第65回歯科基礎医学会学術大会

講演情報

一般演題:モリタ優秀発表賞 ポスター発表

モリタ優秀発表賞ポスター発表

2023年9月16日(土) 13:20 〜 19:00 ポスター会場 (131講義室(本館3F))
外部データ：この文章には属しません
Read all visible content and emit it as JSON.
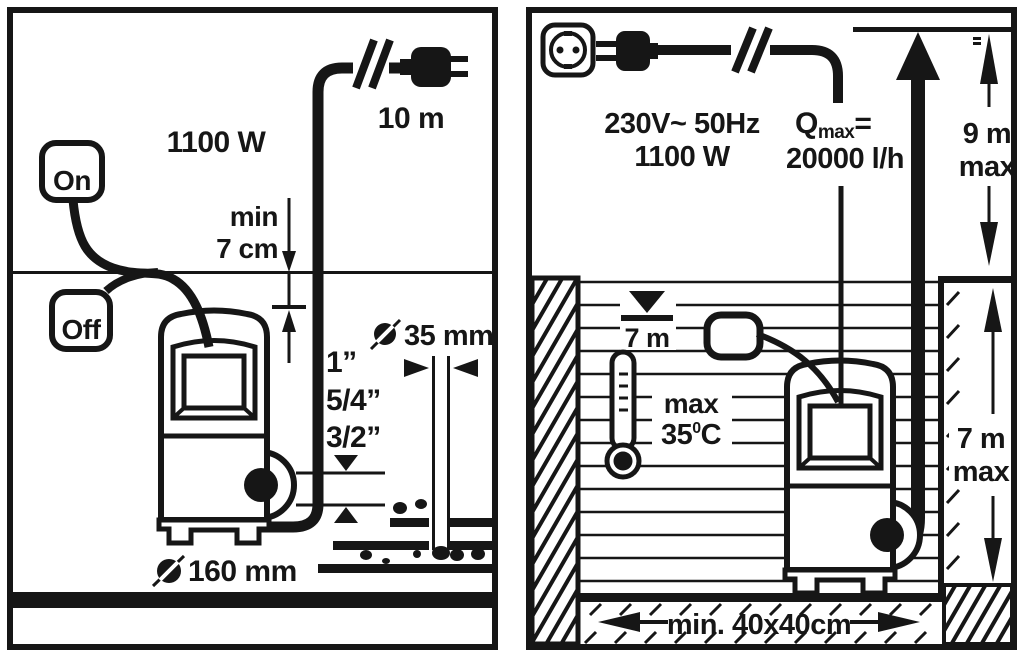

[P1-3-06] ヘルトビッヒ上皮鞘は歯小嚢細胞のセメント芽細胞への分化誘導に関わる

〇新藤 美湖1、池崎 晶二郎2、大津 圭史2、加倉 加恵1、城戸 寛史1、原田 英光2 (1. 福歯大 インプラント、2. 岩医大 歯 発生生物)

キーワード:ヘルトビッヒ上皮鞘、セメント質、基底膜

歯根の発生過程で歯小嚢細胞は,セメント芽細胞,歯根膜線維芽細胞,骨芽細胞に分化して歯周組織を形成する。しかし,その細胞の運命決定のメカニズムは明らかになっていない。形成中の象牙質の歯根膜側を透過型電子顕微鏡で観察すると,ヘルトビッヒ上皮鞘(HERS)との間に基底膜様構造が観察された。さらに同様の膜は,HERSが断裂した後の象牙質と歯小嚢細胞との間にも観察されたことから,歯小嚢細胞の象牙質への接着とセメント芽細胞への分化誘導,さらにはセメント質形成に深く関わると考えた。HERSが形成した基底膜様構造と歯小嚢細胞分化との関係を調べるために,赤色蛍光tdTomato発現HERS細胞株HERS02Tを樹立し,この細胞が分泌する基底膜成分が歯小嚢細胞の分化に与える影響を調べた。HERS02Tをコンフルエントの状態で培養した後,酵素を用いない方法で培養皿から細胞のみを剥離して,培養皿表面に分泌物をコートした。歯小嚢細胞は非コート皿では接着に6時間以上を要したが,このコート培養皿では30〜60分で接着した。さらにこの培養を分化誘導培地に交換して石灰化誘導能について比較した。コート培養皿の方がコラーゲン形成能,アルカリフォスファターゼ活性,アリザリンレッドによる石灰化染色において優位性を示した。以上の結果から,HERSは象牙質歯根膜面に基底膜を形成したあとに離脱し,その後歯小嚢細胞が象牙質表面に遊走してくると,この基底膜を利用してセメント芽細胞へ分化するのではないかと考えられた。